L’écriture régulière et bien moulée était celle d’une religieuse : il le devina avant d’arriver à la signature. Tout au bas de la feuille, la malade avait tracé en grosses lettres inhabiles : « Venez. » Puis : « Lucette. » C’était tout, mais ce cri-là avait une éloquence qui remua le liseur ; c’était un peu celui du condamné qui appelle la grâce. Et le jeune homme se mit à songer à Lucette. Elle était née, là-bas, de parents pauvres, pêcheurs qui peinaient durement pour ne pas mourir de faim. La petite semblait une fleur pâle égarée dans ce coin noir de la maison paternelle, et la rudesse des décors faisait ressortir sa fine nature.

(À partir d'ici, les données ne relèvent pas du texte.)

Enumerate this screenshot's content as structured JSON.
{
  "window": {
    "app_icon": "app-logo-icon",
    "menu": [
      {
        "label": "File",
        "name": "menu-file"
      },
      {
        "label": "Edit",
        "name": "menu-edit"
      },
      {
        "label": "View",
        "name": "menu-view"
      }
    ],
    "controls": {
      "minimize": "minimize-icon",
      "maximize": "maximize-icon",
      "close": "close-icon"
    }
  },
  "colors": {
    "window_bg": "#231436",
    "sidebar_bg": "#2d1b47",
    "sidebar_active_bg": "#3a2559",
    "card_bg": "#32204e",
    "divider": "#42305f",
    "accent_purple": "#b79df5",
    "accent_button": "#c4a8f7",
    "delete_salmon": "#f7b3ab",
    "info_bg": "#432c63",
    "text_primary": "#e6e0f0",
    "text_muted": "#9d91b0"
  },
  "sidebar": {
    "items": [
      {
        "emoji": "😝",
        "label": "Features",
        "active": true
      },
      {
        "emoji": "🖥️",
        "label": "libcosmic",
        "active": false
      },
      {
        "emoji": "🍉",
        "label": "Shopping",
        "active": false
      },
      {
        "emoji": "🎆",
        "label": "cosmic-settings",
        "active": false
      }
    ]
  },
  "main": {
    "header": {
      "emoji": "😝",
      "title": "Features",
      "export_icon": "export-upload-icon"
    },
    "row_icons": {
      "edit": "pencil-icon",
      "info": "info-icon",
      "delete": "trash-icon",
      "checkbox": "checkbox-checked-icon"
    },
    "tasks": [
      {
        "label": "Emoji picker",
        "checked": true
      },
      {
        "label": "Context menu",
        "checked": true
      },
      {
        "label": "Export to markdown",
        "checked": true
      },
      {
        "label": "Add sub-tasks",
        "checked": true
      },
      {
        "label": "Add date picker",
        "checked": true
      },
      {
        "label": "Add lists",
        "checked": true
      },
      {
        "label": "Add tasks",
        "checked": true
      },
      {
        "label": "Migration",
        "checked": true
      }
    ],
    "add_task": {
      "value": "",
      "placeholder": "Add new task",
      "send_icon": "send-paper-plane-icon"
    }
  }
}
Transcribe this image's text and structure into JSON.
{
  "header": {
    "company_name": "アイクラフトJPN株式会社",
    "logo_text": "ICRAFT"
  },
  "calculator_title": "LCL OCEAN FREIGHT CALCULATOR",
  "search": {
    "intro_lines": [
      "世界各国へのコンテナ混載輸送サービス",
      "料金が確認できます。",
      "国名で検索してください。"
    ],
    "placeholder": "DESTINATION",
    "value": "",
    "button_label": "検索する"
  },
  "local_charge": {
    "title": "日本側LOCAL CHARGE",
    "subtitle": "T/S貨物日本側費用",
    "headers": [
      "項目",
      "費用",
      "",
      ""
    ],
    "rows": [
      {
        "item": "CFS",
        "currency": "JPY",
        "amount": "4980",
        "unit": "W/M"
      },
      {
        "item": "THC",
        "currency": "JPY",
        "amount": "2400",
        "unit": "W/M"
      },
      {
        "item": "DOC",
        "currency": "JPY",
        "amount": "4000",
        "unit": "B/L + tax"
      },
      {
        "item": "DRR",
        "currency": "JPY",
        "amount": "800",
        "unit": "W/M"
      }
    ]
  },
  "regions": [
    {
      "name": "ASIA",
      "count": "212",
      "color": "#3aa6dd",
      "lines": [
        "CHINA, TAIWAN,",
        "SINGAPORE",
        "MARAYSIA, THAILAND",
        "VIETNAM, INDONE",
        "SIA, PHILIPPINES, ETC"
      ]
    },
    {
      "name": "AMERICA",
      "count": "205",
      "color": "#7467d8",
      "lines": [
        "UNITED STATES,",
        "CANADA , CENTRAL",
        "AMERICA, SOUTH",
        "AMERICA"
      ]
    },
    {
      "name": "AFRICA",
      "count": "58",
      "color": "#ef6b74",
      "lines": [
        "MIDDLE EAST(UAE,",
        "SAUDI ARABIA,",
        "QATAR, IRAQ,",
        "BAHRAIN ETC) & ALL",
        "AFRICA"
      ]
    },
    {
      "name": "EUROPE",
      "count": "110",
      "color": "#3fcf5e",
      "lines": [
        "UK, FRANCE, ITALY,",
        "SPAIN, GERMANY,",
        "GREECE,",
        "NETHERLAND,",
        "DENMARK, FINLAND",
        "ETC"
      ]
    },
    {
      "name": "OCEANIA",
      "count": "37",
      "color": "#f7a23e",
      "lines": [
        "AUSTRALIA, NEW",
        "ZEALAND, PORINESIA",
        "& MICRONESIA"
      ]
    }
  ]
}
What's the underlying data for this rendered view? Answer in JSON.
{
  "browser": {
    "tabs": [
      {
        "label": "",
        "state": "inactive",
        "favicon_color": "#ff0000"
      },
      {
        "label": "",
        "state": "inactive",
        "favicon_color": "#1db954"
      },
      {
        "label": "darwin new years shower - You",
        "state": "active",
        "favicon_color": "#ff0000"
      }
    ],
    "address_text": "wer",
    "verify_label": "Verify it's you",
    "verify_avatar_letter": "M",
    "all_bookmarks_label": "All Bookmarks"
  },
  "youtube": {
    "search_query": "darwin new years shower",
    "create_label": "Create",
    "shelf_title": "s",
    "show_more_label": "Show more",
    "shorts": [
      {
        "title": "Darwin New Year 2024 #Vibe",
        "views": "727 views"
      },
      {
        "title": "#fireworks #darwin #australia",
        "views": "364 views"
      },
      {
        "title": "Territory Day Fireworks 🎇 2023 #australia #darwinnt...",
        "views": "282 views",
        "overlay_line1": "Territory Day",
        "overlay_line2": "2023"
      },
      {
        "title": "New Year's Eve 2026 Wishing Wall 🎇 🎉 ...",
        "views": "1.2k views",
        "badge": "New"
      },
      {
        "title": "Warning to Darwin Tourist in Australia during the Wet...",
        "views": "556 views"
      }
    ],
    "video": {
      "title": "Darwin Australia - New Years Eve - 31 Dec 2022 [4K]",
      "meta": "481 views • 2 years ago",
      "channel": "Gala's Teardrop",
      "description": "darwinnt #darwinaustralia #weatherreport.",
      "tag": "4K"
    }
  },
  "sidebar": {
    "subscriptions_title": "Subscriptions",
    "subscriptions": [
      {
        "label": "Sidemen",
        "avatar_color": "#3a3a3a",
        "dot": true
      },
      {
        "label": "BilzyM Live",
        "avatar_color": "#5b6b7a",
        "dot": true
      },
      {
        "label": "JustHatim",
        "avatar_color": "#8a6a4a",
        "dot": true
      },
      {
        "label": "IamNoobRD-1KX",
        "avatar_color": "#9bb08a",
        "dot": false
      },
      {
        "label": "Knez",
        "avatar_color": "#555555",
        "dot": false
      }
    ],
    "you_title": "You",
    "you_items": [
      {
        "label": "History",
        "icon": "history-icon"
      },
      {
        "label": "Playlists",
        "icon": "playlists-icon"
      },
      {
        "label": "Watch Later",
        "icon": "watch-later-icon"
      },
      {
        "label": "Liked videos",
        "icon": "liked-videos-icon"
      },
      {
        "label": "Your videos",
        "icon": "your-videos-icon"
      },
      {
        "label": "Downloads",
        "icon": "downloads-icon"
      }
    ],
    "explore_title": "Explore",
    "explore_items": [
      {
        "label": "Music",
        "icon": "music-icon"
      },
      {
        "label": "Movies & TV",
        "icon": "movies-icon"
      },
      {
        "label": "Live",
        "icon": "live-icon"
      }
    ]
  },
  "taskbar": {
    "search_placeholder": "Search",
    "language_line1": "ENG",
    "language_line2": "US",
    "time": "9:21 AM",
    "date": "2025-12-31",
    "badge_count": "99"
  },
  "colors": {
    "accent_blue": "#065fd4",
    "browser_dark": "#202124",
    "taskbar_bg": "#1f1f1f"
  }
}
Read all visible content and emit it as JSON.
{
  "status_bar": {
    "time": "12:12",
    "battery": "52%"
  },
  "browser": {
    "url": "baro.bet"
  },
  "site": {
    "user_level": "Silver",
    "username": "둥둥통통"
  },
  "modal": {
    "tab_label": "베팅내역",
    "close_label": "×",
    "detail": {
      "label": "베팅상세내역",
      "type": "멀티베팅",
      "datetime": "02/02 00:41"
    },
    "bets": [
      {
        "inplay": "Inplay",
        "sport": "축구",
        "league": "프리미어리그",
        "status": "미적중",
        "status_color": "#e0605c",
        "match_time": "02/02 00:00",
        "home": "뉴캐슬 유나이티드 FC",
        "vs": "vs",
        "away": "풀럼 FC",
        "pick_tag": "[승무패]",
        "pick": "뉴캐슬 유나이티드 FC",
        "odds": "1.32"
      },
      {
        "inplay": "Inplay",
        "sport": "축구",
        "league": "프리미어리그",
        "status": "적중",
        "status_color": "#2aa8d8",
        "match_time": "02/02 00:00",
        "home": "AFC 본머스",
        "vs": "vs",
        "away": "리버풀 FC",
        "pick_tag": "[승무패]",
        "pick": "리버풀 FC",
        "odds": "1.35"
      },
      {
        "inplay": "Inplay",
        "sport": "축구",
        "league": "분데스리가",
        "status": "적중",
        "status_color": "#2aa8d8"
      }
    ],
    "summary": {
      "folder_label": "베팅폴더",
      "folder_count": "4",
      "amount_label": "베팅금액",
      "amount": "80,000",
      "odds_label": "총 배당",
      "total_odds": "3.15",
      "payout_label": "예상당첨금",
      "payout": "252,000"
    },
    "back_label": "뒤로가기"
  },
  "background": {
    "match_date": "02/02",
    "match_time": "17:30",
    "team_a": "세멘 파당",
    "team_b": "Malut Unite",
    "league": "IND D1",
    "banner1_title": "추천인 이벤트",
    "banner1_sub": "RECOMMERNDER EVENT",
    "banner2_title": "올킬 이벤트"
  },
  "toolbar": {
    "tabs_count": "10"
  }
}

Maxime R., que les vacances ramenaient dans ce coin charmant du pays, s’arrêtait souvent à la vieille cabane pour causer avec Lucette, toujours surpris de la délicate beauté de la fille des pêcheurs. Elle n’avait rien d’eux : peau transparente teintée de rose, et des mains et des pieds si petits, si petits. Sa chevelure fauve était longue. Les parents dédaignaient presque cette princesse perdue sous leur toit, parmi les enfants robustes à peau basanée.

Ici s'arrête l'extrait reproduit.